Neither Obama nor Senate Democrats have proposed an alternative for saving Medicare, though Democratic senator Chuck Schumer of New York said it must stay in its "current form with no cuts to seniors' benefits." This is the path to bankruptcy.
In the current bipartisan negotiations on raising the debt limit by $2 trillion, it's unlikely the White House and Democrats will agree to any serious Medicare reforms. On the contrary, they're eager to exploit the Republican plan as a campaign issue in the 2012 election. The closed-door negotiations, by the way, are appropriate for a nonleader, allowing Obama's minions to argue for specific policies without ever advocating them publicly.
At fundraising events, Obama insists he's ready to take on Medicare and Social Security. "Yes, we've got to make changes so that Medicare and Social Security are there for future generations," he said at a Democratic National Committee event in Miami last week. Yet the White House has privately told Republicans not to bring up Social Security in the current talks.
A bolder and quite public tack was taken by President George W. Bush in 2005. He spent the year talking up the broad outlines of a plan to insure the long-term solvency of Social Security, without success.
In late 1997, President Bill Clinton agreed, in private, to a compromise with House speaker Newt Gingrich on modifying Social Security. At the last minute, Clinton backed away when the Monica Lewinsky scandal broke.

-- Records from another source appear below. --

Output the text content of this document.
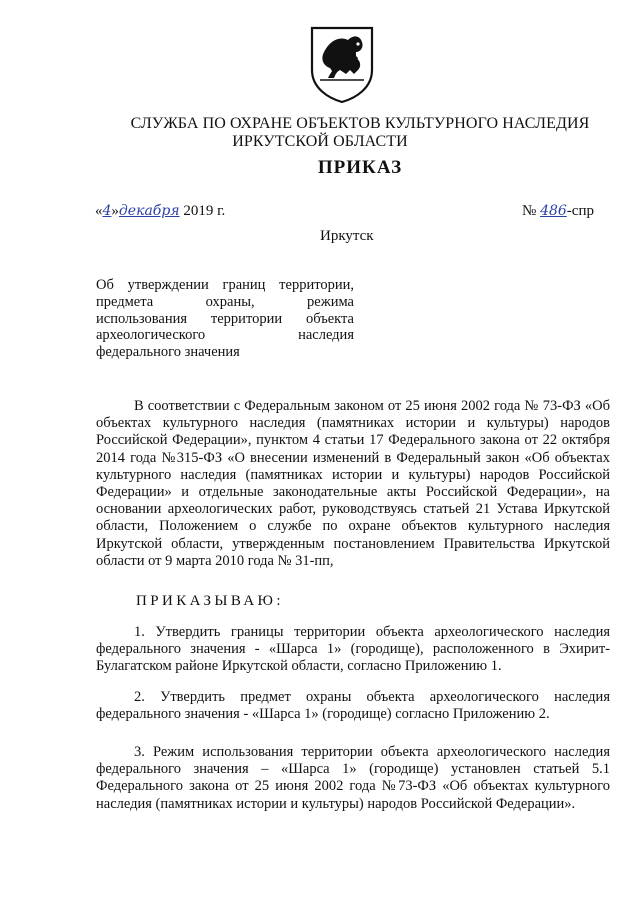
СЛУЖБА ПО ОХРАНЕ ОБЪЕКТОВ КУЛЬТУРНОГО НАСЛЕДИЯ
ИРКУТСКОЙ ОБЛАСТИ
ПРИКАЗ
«4»декабря 2019 г.	№ 486-спр
Иркутск
Об утверждении границ территории,
предмета охраны, режима
использования территории объекта
археологического наследия
федерального значения
В соответствии с Федеральным законом от 25 июня 2002 года № 73-ФЗ «Об объектах культурного наследия (памятниках истории и культуры) народов Российской Федерации», пунктом 4 статьи 17 Федерального закона от 22 октября 2014 года №315-ФЗ «О внесении изменений в Федеральный закон «Об объектах культурного наследия (памятниках истории и культуры) народов Российской Федерации» и отдельные законодательные акты Российской Федерации», на основании археологических работ, руководствуясь статьей 21 Устава Иркутской области, Положением о службе по охране объектов культурного наследия Иркутской области, утвержденным постановлением Правительства Иркутской области от 9 марта 2010 года № 31-пп,
ПРИКАЗЫВАЮ:
1. Утвердить границы территории объекта археологического наследия федерального значения - «Шарса 1» (городище), расположенного в Эхирит-Булагатском районе Иркутской области, согласно Приложению 1.
2. Утвердить предмет охраны объекта археологического наследия федерального значения - «Шарса 1» (городище) согласно Приложению 2.
3. Режим использования территории объекта археологического наследия федерального значения – «Шарса 1» (городище) установлен статьей 5.1 Федерального закона от 25 июня 2002 года №73-ФЗ «Об объектах культурного наследия (памятниках истории и культуры) народов Российской Федерации».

But the terms of the compromise — slowing the growth of benefits for the well-off and slightly raising the ceiling on income subject to the payroll tax — are still relevant. They were basically embraced by Obama's debt commission in December, but not by Obama. He's proposed no solution to Social Security's looming breakdown, once again declining to lead.
A talking point in Obama's fundraising speeches is the need for "a smart immigration policy in this country." That's true, but he hasn't proposed one. In Miami, the president criticized the practice of attracting foreign students and forcing them to leave the United States after they "get Ph.D.s in engineering and math and science." Has he sought to change the rules to allow them to stay here? Take a guess.
An Obama aide told Ryan Lizza of the New Yorker that in foreign affairs the president favors "leading from behind." That means he scarcely leads at all. On domestic policy, it's the same, only worse.